Critical thinking is about more than just finding flaws. You may disagree with a source, but to decide on careful examination and thought that you agree with a source is also a critical judgement. And that isn’t necessarily a simple ‘right or wrong’ judgement, it’s also more nuanced positions, such as ‘mostly valid but with some reservations’, or perhaps ‘good as far as it goes, in certain limited contexts’ or ‘that’s one valid way of looking at it, but not the only one’. We’re also looking to see not just if it’s right/wrong, but if it’s relevant/not relevant, useful/not useful to us in our own work.

It’s like grocery shopping – you go to the supermarket and assume that what you’re buying is probably good quality- there are customer guarantees, after all. But when you select fruit and vegetables, you still just….check them to see if they are damaged, or which is the biggest, best or most appealing. When you’re buying meat or bread, you still just… check the use-by date, brand and quantity to see if it’s going to suit your needs.

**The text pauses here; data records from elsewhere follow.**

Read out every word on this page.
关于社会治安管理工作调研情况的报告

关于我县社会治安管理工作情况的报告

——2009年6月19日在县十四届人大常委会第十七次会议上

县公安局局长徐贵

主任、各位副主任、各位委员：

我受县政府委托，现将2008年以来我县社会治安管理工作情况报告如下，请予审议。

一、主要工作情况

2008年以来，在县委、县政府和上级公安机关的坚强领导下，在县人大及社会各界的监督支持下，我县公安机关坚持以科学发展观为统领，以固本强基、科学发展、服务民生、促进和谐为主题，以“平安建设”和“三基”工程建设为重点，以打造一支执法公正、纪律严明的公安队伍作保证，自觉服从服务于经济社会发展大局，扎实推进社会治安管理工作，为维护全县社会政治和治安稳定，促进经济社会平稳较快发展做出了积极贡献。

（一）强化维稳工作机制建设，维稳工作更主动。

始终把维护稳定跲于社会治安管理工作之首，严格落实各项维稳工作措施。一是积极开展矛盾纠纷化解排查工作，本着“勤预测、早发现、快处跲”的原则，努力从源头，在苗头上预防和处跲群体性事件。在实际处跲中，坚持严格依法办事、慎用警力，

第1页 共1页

Sometimes supermarkets make mistakes, sometimes you just want to pick the most suitable ingredients for whatever you want to make. We try to resist being tempted into bad bargains, or things we don’t really need.

Similarly with academic reading – you’re checking to see if the information contained is good quality (how was it made?), how it compares to other information on the market (what other views are there? which do I agree with?), and, no matter what the quality is, whether it’s suitable for your own purposes (does this help me answer my own assignment question?). This involves understanding how knowledge in your subject is made – how data is gathered and interpreted, what counts as ‘evidence’, how arguments are constructed and conclusions drawn in your discipline. That’s what university study entails – not just learning the information, but learning to ‘think like a historian/medic/engineer/biologist etc’ to understand how that knowledge is created, and to begin to create knowledge yourself.